Jul 06, 2009

Crimean Tatars: Possible Course Change for Kyiv


Active ImageThe reopening of a criminal case against the deporters of the Crimean Tatars in 1944 fuels speculation that Kyiv is gearing up to change its approach to the community.

 

 

Below is an article published by the Georgian Daily:

Ukrainian President Viktor Yushchenko has asked prosecutors to consider opening a criminal case against those who deported the Crimean Tatars and other ethnic groups from Crimea in 1944, an apparent response to a Crimean Tatar hunger strike in Kyiv and a possible indication that Kyiv is about to change its approach to the Crimean Tatars.

In announcing this step, presidential press secretary Iryna Vannykova said yesterday that “the chief of state says that he fact of illegal and forced mass deportation of the Crimean Tatar people from Crimea in 1944 is undeniable, as is the fact of deportation of other ethnic groups living in Crimean territory” (www.kyivpost.com/nation/44486).

She added that the prosecutor general’s office and the Ukrainian security services are “to conduct an impartial pre-trial inquiry in to the matter,” on the basis of which “the actions of the Soviet totalitarian regime in Crimea could be appropriately qualified in legal terms” and charges filed.

Given recent threats by Moscow officials to punish anyone who questions the Russian version of World War II and given Ukrainian efforts in the past to use the courts to focus attention on the tragedies Ukraine suffered under the Soviets, Yushchenko’s order may represent only an act of defiance that is entirely consistent with past policy.
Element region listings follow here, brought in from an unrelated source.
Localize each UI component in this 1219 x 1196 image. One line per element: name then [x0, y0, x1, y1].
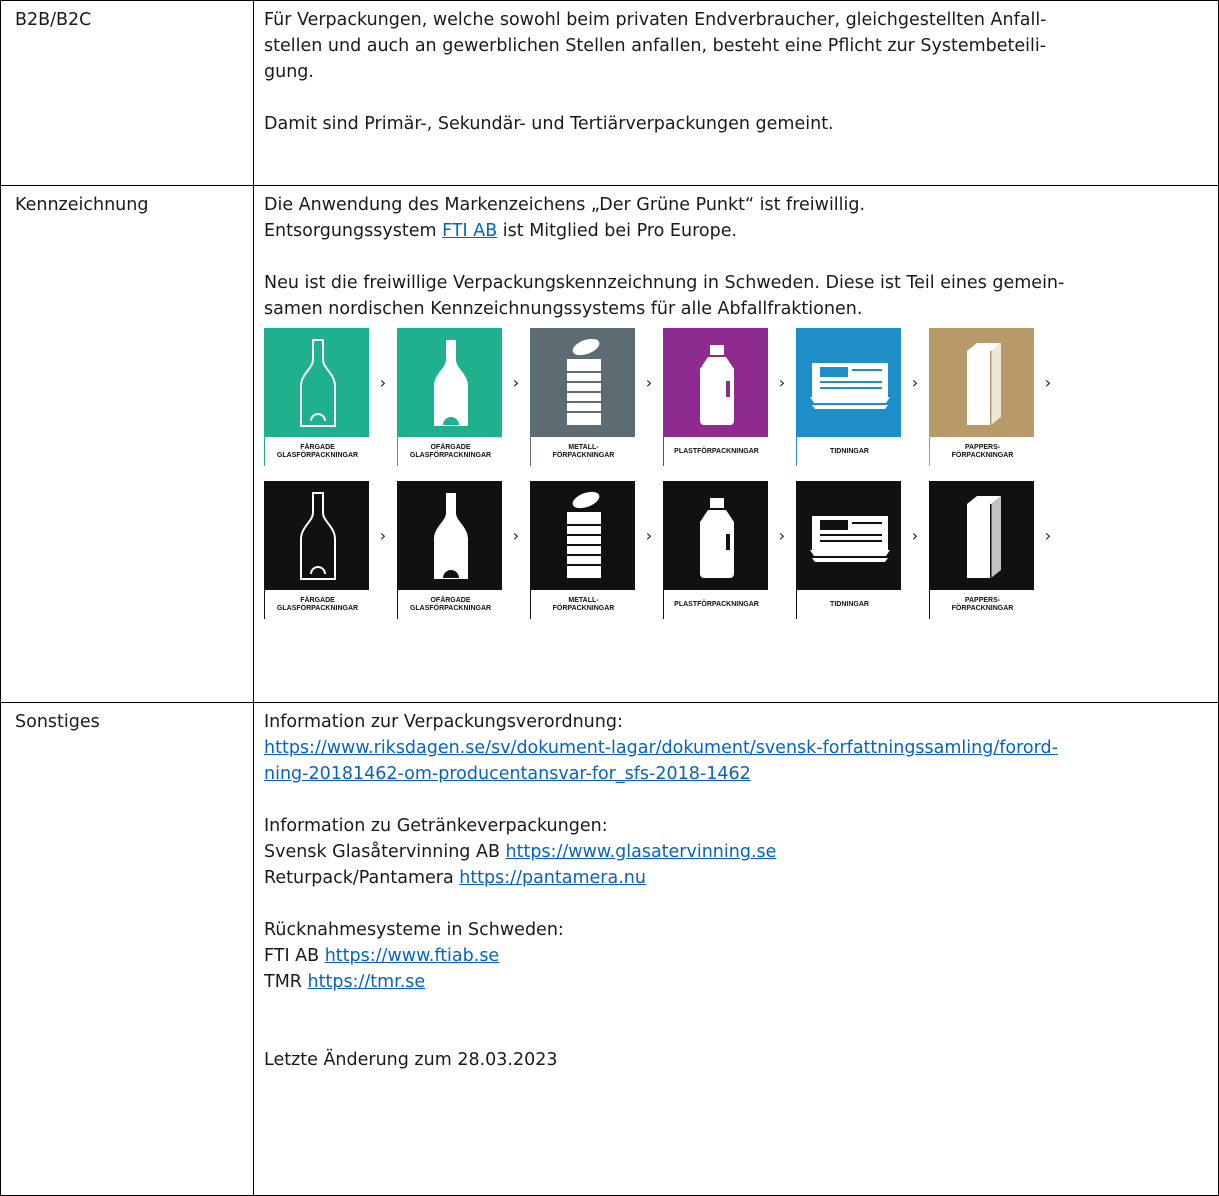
- bottle-filled-icon: [398, 482, 503, 590]
- chevron-right-icon: ›: [911, 372, 919, 392]
- text-line: FTI AB https://www.ftiab.se: [264, 943, 1210, 969]
- row-label: B2B/B2C: [15, 10, 92, 30]
- plastic-bottle-icon: [664, 329, 769, 437]
- chevron-right-icon: ›: [778, 525, 786, 545]
- pictogram-caption: PAPPERS- FÖRPACKNINGAR: [930, 590, 1035, 620]
- pictogram-tile: FÄRGADE GLASFÖRPACKNINGAR: [264, 328, 370, 467]
- last-updated: Letzte Änderung zum 28.03.2023: [264, 1050, 558, 1070]
- row-label: Kennzeichnung: [15, 195, 149, 215]
- pictogram-tile: PAPPERS- FÖRPACKNINGAR: [929, 481, 1035, 620]
- chevron-right-icon: ›: [645, 372, 653, 392]
- pictogram-caption: PLASTFÖRPACKNINGAR: [664, 590, 769, 620]
- pictogram-tile: TIDNINGAR: [796, 481, 902, 620]
- chevron-right-icon: ›: [1044, 372, 1052, 392]
- row-label: Sonstiges: [15, 712, 100, 732]
- pictogram-caption: PAPPERS- FÖRPACKNINGAR: [930, 437, 1035, 467]
- pictogram-tile: OFÄRGADE GLASFÖRPACKNINGAR: [397, 328, 503, 467]
- pictogram-caption: TIDNINGAR: [797, 437, 902, 467]
- riksdagen-link-continued[interactable]: ning-20181462-om-producentansvar-for_sfs…: [264, 764, 751, 784]
- chevron-right-icon: ›: [911, 525, 919, 545]
- row-kennzeichnung: Kennzeichnung Die Anwendung des Markenze…: [0, 185, 1219, 703]
- text-line: gung.: [264, 62, 314, 82]
- pictogram-caption: PLASTFÖRPACKNINGAR: [664, 437, 769, 467]
- text-fragment: Returpack/Pantamera: [264, 868, 460, 888]
- text-line: Damit sind Primär-, Sekundär- und Tertiä…: [264, 114, 834, 134]
- text-line: Für Verpackungen, welche sowohl beim pri…: [264, 10, 1047, 30]
- can-icon: [531, 482, 636, 590]
- pictogram-row-dark: FÄRGADE GLASFÖRPACKNINGAR › OFÄRGADE GLASF…: [264, 481, 1210, 621]
- carton-icon: [930, 329, 1035, 437]
- newspaper-icon: [797, 329, 902, 437]
- riksdagen-link[interactable]: https://www.riksdagen.se/sv/dokument-lag…: [264, 738, 1058, 758]
- text-line: ning-20181462-om-producentansvar-for_sfs…: [264, 761, 1210, 787]
- pictogram-caption: FÄRGADE GLASFÖRPACKNINGAR: [265, 590, 370, 620]
- content-cell: Für Verpackungen, welche sowohl beim pri…: [253, 0, 1219, 186]
- text-line: samen nordischen Kennzeichnungssystems f…: [264, 299, 863, 319]
- pictogram-tile: PLASTFÖRPACKNINGAR: [663, 328, 769, 467]
- pictogram-caption: METALL- FÖRPACKNINGAR: [531, 590, 636, 620]
- pictogram-tile: PAPPERS- FÖRPACKNINGAR: [929, 328, 1035, 467]
- bottle-filled-icon: [398, 329, 503, 437]
- pictogram-tile: TIDNINGAR: [796, 328, 902, 467]
- chevron-right-icon: ›: [512, 372, 520, 392]
- text-line: Neu ist die freiwillige Verpackungskennz…: [264, 273, 1065, 293]
- text-line: TMR https://tmr.se: [264, 969, 1210, 995]
- text-line: Entsorgungssystem FTI AB ist Mitglied be…: [264, 218, 1210, 244]
- chevron-right-icon: ›: [512, 525, 520, 545]
- label-cell: Kennzeichnung: [0, 185, 254, 703]
- ftiab-link[interactable]: https://www.ftiab.se: [325, 946, 499, 966]
- pictogram-tile: PLASTFÖRPACKNINGAR: [663, 481, 769, 620]
- sorting-pictograms: FÄRGADE GLASFÖRPACKNINGAR › OFÄRGADE GLASF…: [264, 328, 1210, 621]
- pictogram-caption: OFÄRGADE GLASFÖRPACKNINGAR: [398, 437, 503, 467]
- text-line: https://www.riksdagen.se/sv/dokument-lag…: [264, 735, 1210, 761]
- chevron-right-icon: ›: [778, 372, 786, 392]
- pictogram-tile: METALL- FÖRPACKNINGAR: [530, 481, 636, 620]
- pantamera-link[interactable]: https://pantamera.nu: [459, 868, 646, 888]
- text-line: Rücknahmesysteme in Schweden:: [264, 920, 564, 940]
- pictogram-tile: OFÄRGADE GLASFÖRPACKNINGAR: [397, 481, 503, 620]
- text-fragment: ist Mitglied bei Pro Europe.: [497, 221, 738, 241]
- chevron-right-icon: ›: [379, 525, 387, 545]
- newspaper-icon: [797, 482, 902, 590]
- pictogram-caption: METALL- FÖRPACKNINGAR: [531, 437, 636, 467]
- pictogram-caption: OFÄRGADE GLASFÖRPACKNINGAR: [398, 590, 503, 620]
- plastic-bottle-icon: [664, 482, 769, 590]
- info-table: B2B/B2C Für Verpackungen, welche sowohl …: [0, 0, 1219, 1196]
- label-cell: B2B/B2C: [0, 0, 254, 186]
- text-line: Information zu Getränkeverpackungen:: [264, 816, 608, 836]
- text-line: Information zur Verpackungsverordnung:: [264, 712, 623, 732]
- content-cell: Die Anwendung des Markenzeichens „Der Gr…: [253, 185, 1219, 703]
- text-line: stellen und auch an gewerblichen Stellen…: [264, 36, 1047, 56]
- carton-icon: [930, 482, 1035, 590]
- fti-ab-link[interactable]: FTI AB: [442, 221, 497, 241]
- row-b2b-b2c: B2B/B2C Für Verpackungen, welche sowohl …: [0, 0, 1219, 186]
- chevron-right-icon: ›: [379, 372, 387, 392]
- text-line: Returpack/Pantamera https://pantamera.nu: [264, 865, 1210, 891]
- bottle-outline-icon: [265, 482, 370, 590]
- text-fragment: FTI AB: [264, 946, 325, 966]
- text-fragment: Svensk Glasåtervinning AB: [264, 842, 506, 862]
- pictogram-caption: FÄRGADE GLASFÖRPACKNINGAR: [265, 437, 370, 467]
- chevron-right-icon: ›: [645, 525, 653, 545]
- bottle-outline-icon: [265, 329, 370, 437]
- text-line: Svensk Glasåtervinning AB https://www.gl…: [264, 839, 1210, 865]
- pictogram-caption: TIDNINGAR: [797, 590, 902, 620]
- pictogram-tile: FÄRGADE GLASFÖRPACKNINGAR: [264, 481, 370, 620]
- glasatervinning-link[interactable]: https://www.glasatervinning.se: [506, 842, 777, 862]
- pictogram-row-colored: FÄRGADE GLASFÖRPACKNINGAR › OFÄRGADE GLASF…: [264, 328, 1210, 468]
- label-cell: Sonstiges: [0, 702, 254, 1196]
- can-icon: [531, 329, 636, 437]
- pictogram-tile: METALL- FÖRPACKNINGAR: [530, 328, 636, 467]
- chevron-right-icon: ›: [1044, 525, 1052, 545]
- text-fragment: TMR: [264, 972, 308, 992]
- content-cell: Information zur Verpackungsverordnung: h…: [253, 702, 1219, 1196]
- tmr-link[interactable]: https://tmr.se: [308, 972, 426, 992]
- row-sonstiges: Sonstiges Information zur Verpackungsver…: [0, 702, 1219, 1196]
- text-line: Die Anwendung des Markenzeichens „Der Gr…: [264, 195, 866, 215]
- text-fragment: Entsorgungssystem: [264, 221, 443, 241]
But there may be another factor at work here as well: Kyiv’s desire to mollify the increasingly angry Crimean Tatars, given the Ukrainian government’s less than entirely satisfactory relationship with that community in the past and Kyiv’s need for allies on the peninsula where some Russian nationalists have been promoting secessionist ideas.

Groups of Crimean Tatars have been staging protests continuously since April 6 [2009] to demand that the Ukrainian authorities address their demand for the return of land that was seized by the Soviets after Stalin deported the Crimean Tatars 65 years ago. And then the World Crimean Tatar Congress raised this and other issues in a telegram to the Ukrainian government.

Not having gotten a response, ten Crimean Tatar activists on May 12 [2009] began a hunger in Kyiv, initially in tens as in Moscow 20 years ago. Three dropped out because of health problems, but 16 more later joined. And these strikers are now in the third month of their action.

Senior Ukrainian leaders have refused to receive them, although they have sent more junior officials out to urge the Crimean Tatars to end this protest. In the hope of gaining more attention, the hunger strikers began beating metal barrel drums every 15 minutes to insure that Ukrainian officials know they are still there and have issued an appeal to the world.

That appeal says that the failure of the Ukrainian authorities to address the land problem in Crimea has convinced those taking part in this protest that they can no longer “trust that the government considers the Crimean Tatars part of the Ukrainian people” and that the Ukrainian authorities are acting in ways that have “only one name – genocide!”

Given that the Ukrainian government does not live up to its own constitution and chooses not even to meet with the Crimean Tatars, “openly ignoring not only picketers but those who may die from their hunger strike,” the activists say that they have only “one way” left – “to appeal directly to the international community.”

“The entire world,” they continued, “must know about the criminal behavior of [Kyiv] toward an entire nationality! It must know about the falseness of Ukrainian claims to the UN and European Union that Ukraine is developing as a democratic and law-abiding state! [And] it must know about this genocide and that Ukraine, with such a government, cannot be in Europe.”

Lest that anger lead a few Crimean Tatars to line up with Russian nationalists in Crimea against the Ukrainians, something Crimean Tatars are overwhelmingly loathe to do, and in order to strengthen the sometimes frayed ties between Ukrainians and the Crimean Tatars as a whole, Kyiv does not need to do very much.

The hunger strikers are asking only that the land issue be addressed fairly, but if they continue to be ignored, their demands may become more political and more difficult for Kyiv to cope with. President Yushchenko’s decision this week [6 July] to address one key issue suggests he understands that and may be open to more changes in Ukraine’s dealing with the Crimean Tatars.